Feature Complete
Ernest Adams, game pundit, regular speaker and professional top hat owner has a new article up of Gama Sutra.
Looking at aspects of game design, he picks out particular gameplay mechanisms or design issues which seem to crop up again and again.
Normally the column is pretty solid. Good common sense stuff, which every designer should be aware of. However, today's piece highlighted an issue which is not neccessarily true (warning: opinion ahead).
Novelty is one of the many ways that video games entertain, and a quality that sets video gaming apart from, say, board gaming. Mahdi Jeddi writes to complain about games that present all their features in the first few levels, and then don’t have anything new to offer in the later stages of the game. As he says, “If they have budget limitations, they can spread the introduction of new features across all levels, and maybe make some special levels for one feature. This way the game will maintain its freshness to its end and the player will be saved from boredom.”
This is becoming more common, making players struggle through level after level to find new toys or access new skills.
In some cases it works, if there's a logical reason for it. Look at a game such as Half Life 2. You don't find certain weapons until you meet the troops who use those weapons. It makes sense.
In many cases however, it's shoehorned in, with no regard for logic, plot, storyline or any other damn thing.
Even the best games can suffer from it. Metroid Prime (1 & 2) both let players ooh and ahh over Samus's abilities and weapons before taking them away and making the player slog through hours of gameplay to retrieve them all.
It's not necessary. It's annoying and it immediately penalises the player before they're had a chance to do anything.

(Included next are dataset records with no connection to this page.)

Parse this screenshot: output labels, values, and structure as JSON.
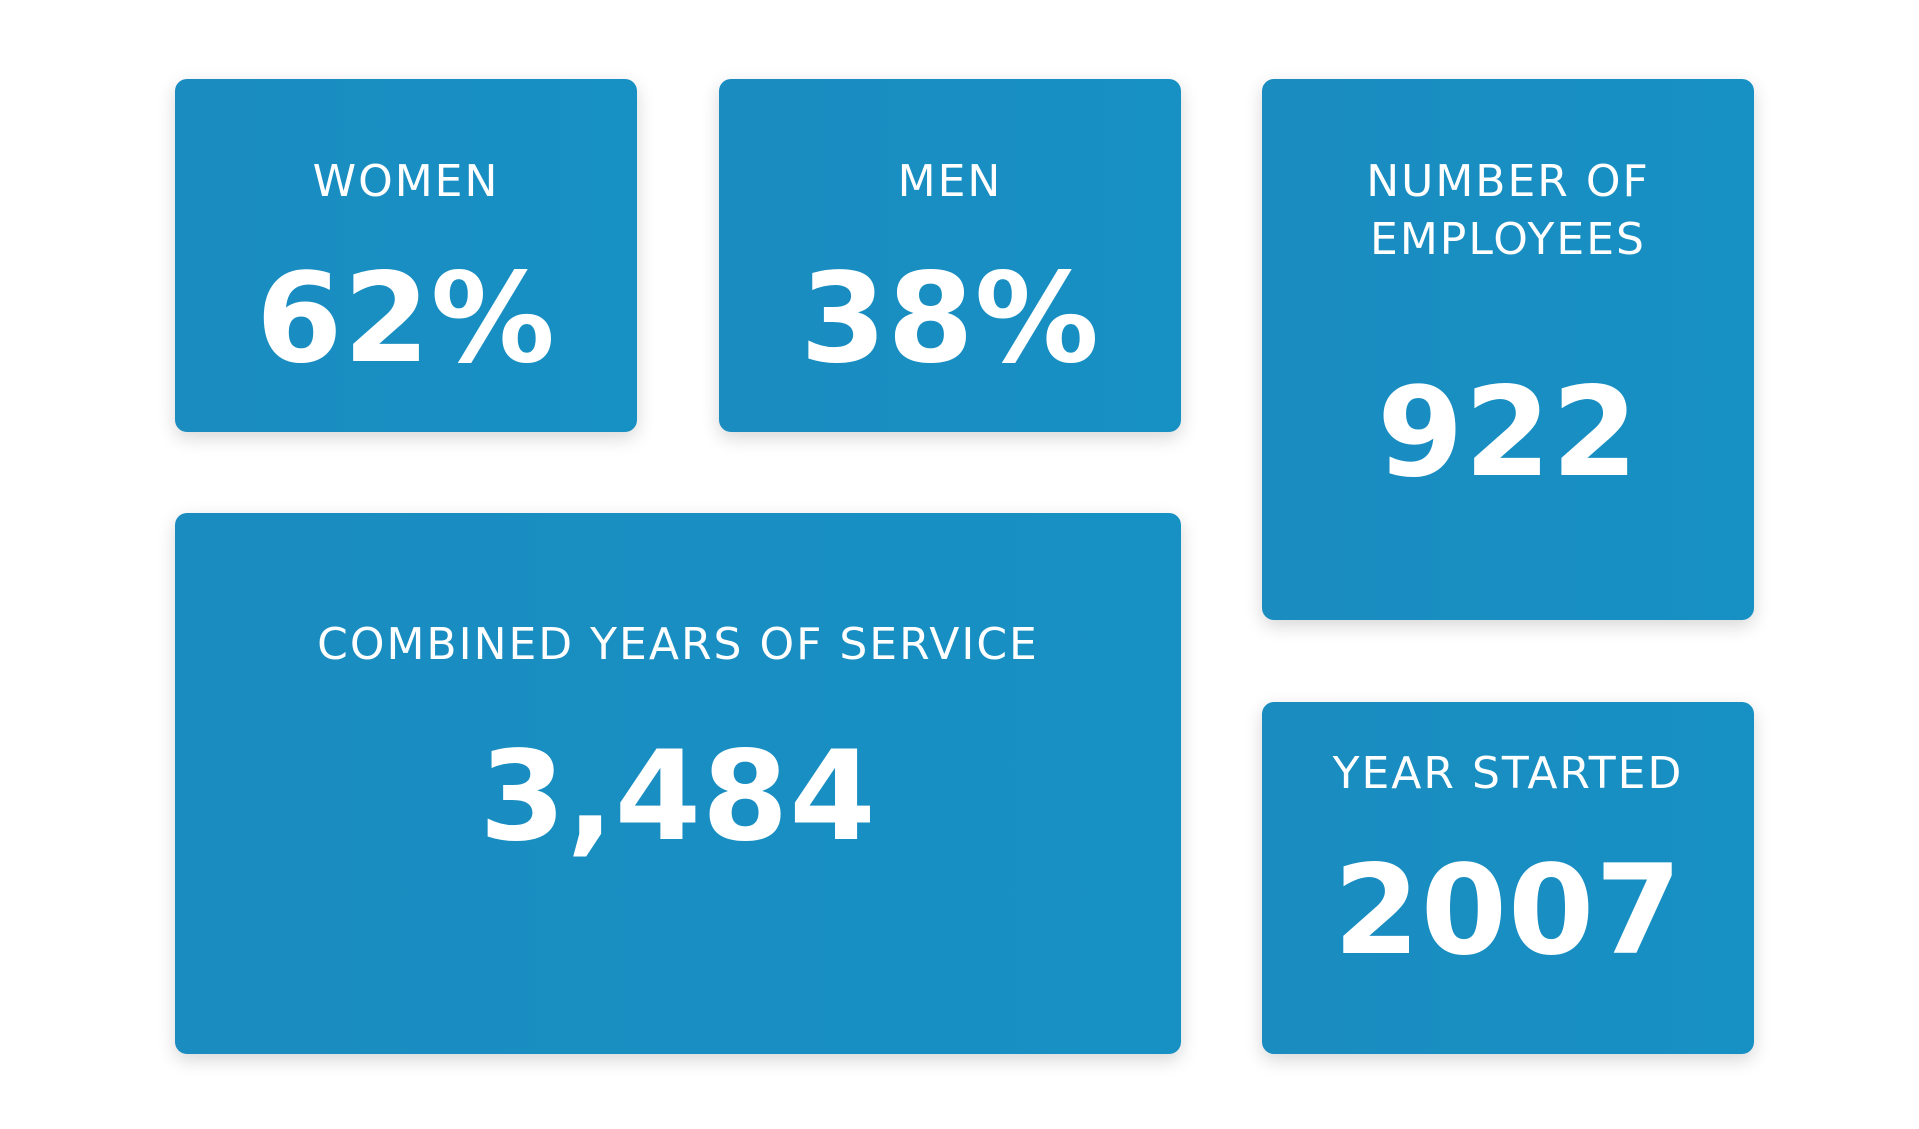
{
  "cards": {
    "women": {
      "label": "WOMEN",
      "value": "62%"
    },
    "men": {
      "label": "MEN",
      "value": "38%"
    },
    "employees": {
      "label": "NUMBER OF EMPLOYEES",
      "value": "922"
    },
    "service": {
      "label": "COMBINED YEARS OF SERVICE",
      "value": "3,484"
    },
    "year_started": {
      "label": "YEAR STARTED",
      "value": "2007"
    }
  },
  "colors": {
    "card_background": "#1790c3",
    "text": "#ffffff",
    "page_background": "#ffffff"
  }
}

It's not a quest - it's a punishment.
As games grow more complex, increasingly movie-like (and god forbid 'realistic') having characters find or unlock capabilities like jumping a little further, learning to swim or new attacks, just destroys the carefully created consistency of the game.
Finishing a chapter and 'unlocking new moves' highlights a flaw in the original game design rather than rewarding players for a job well done.